Historians R Us

This blog is the property of the AP US History class at Pope John XXIII High School in Everett, MA, USA. Here students explore current events in America, while seeking to understand the historical roots of those events. At the same time, students are able to carry on classroom discussions in the cyber world.

Friday, December 07, 2007

Pearl Harbor Remembered


Today marks 66th anniversary of the bombing of Pearl Harbor, December 7, 1941, the day remembered by veterans across the nation. Memorials are being held everywhere to honor the fallen and the survivors of this catastrophe which signaled the beginning of WWII. The air raid by the Japanese on the Americans was a devastating loss, even to the innocent. The section of Hawaii, known as Pearl Harbor, was home to the U.S. Pacific fleet, the target of the Japanese.

Japan knew that they could not defeat the United States in a war unless using special tactics, and figured that they'd gamble at a chance of taking out their Pacific fleet and have a chance to be victors before America could recover.

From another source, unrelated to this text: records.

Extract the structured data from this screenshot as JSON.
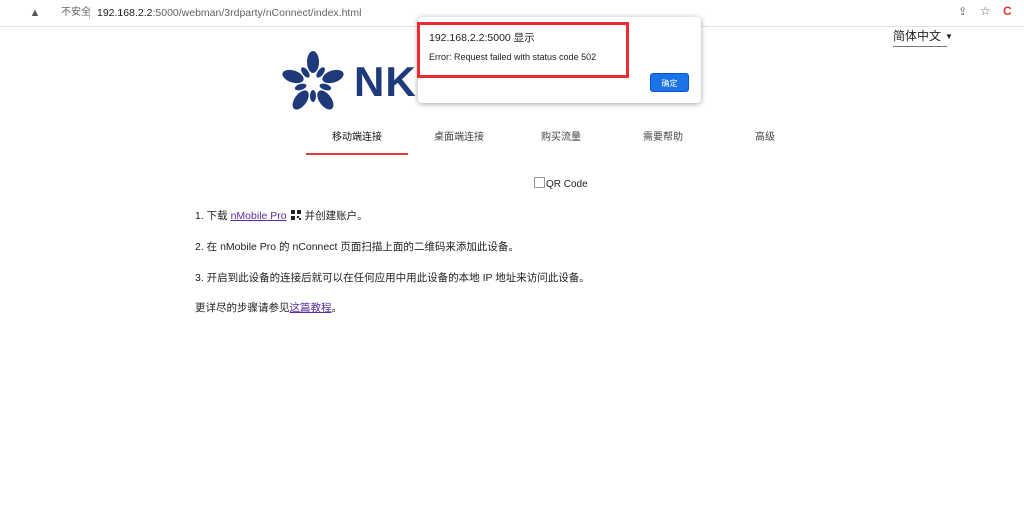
{
  "browser": {
    "security_label": "不安全",
    "url_host": "192.168.2.2",
    "url_rest": ":5000/webman/3rdparty/nConnect/index.html",
    "icons": [
      "warning-icon",
      "share-icon",
      "star-icon",
      "extension-icon"
    ],
    "extension_glyph": "C"
  },
  "language": {
    "selected": "简体中文"
  },
  "logo": {
    "text": "NK",
    "color": "#1f3a7a"
  },
  "tabs": [
    {
      "label": "移动端连接",
      "active": true
    },
    {
      "label": "桌面端连接",
      "active": false
    },
    {
      "label": "购买流量",
      "active": false
    },
    {
      "label": "需要帮助",
      "active": false
    },
    {
      "label": "高级",
      "active": false
    }
  ],
  "qr": {
    "label": "QR Code"
  },
  "steps": {
    "s1_prefix": "1. 下载 ",
    "s1_link": "nMobile Pro",
    "s1_suffix": "并创建账户。",
    "s2": "2. 在 nMobile Pro 的 nConnect 页面扫描上面的二维码来添加此设备。",
    "s3": "3. 开启到此设备的连接后就可以在任何应用中用此设备的本地 IP 地址来访问此设备。",
    "s4_prefix": "更详尽的步骤请参见",
    "s4_link": "这篇教程",
    "s4_suffix": "。"
  },
  "dialog": {
    "title": "192.168.2.2:5000 显示",
    "message": "Error: Request failed with status code 502",
    "ok_label": "确定"
  },
  "colors": {
    "accent_red": "#e03a3a",
    "highlight_red": "#ee2b33",
    "button_blue": "#1a73e8"
  }
}
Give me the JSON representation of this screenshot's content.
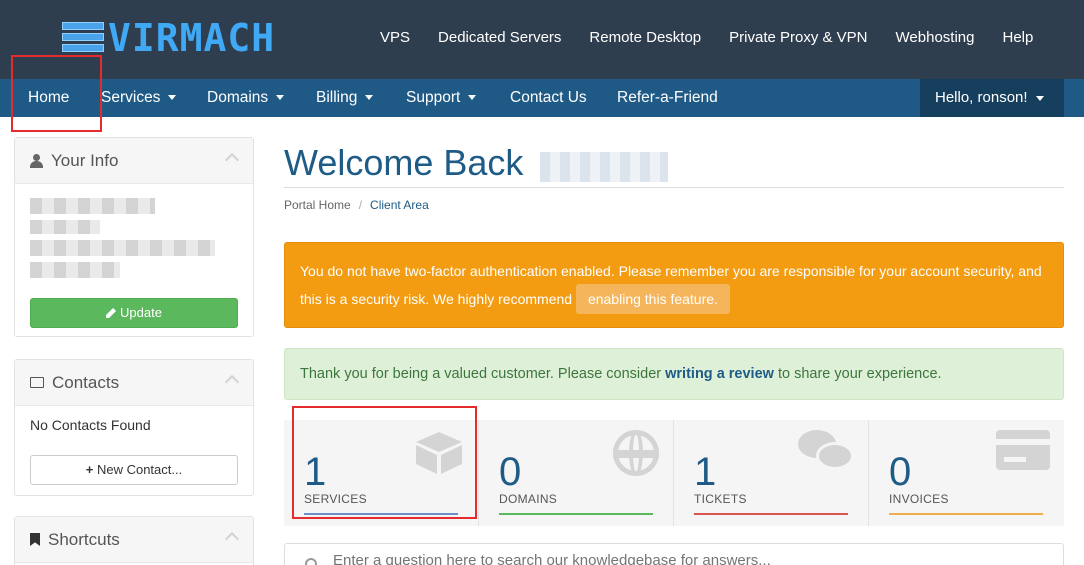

A successful air raid, believed by the Japanese, would delay the American entry into the war for months, and hopefully even let the U.S. consider negotiation instead of war. Fighter planes, dive bombers, and torpedo planes were the artillery used in the raid. Using the element of surprise, his targets were not only the ships in the base, but also the nearby airfields and oil storage facilities. The planes were, for the most part undetected until within a short distance of Pearl Harbor. Americans, in the morning before the attack, though an attack was figured to be imminent, were not on combat alert.

Minoru Genda, a Japanese navy officer, was the primary architect of the raid, and his plan unfolded almost perfectly. Keeping the element of surprise and using it to their advantage, the Japanese planes took out most of the American planes on the ground and ships in their ports, also destroying airfields. However, the planes failed to take out the American carriers, which would prove to be forces to be reckoned with. They also failed to destroy the oil storage facilities at Oahu, which would have taken months to restore. Another wave of attacks was supposed to hit, but the Japanese, fearing an American counter-attack, withdrew.

Summing up this historic event, it marked essentially the American entry into World War II. Though the losses were devastating, the United States was able to bounce back from the adversity suffered from the attack on Pearl Harbor.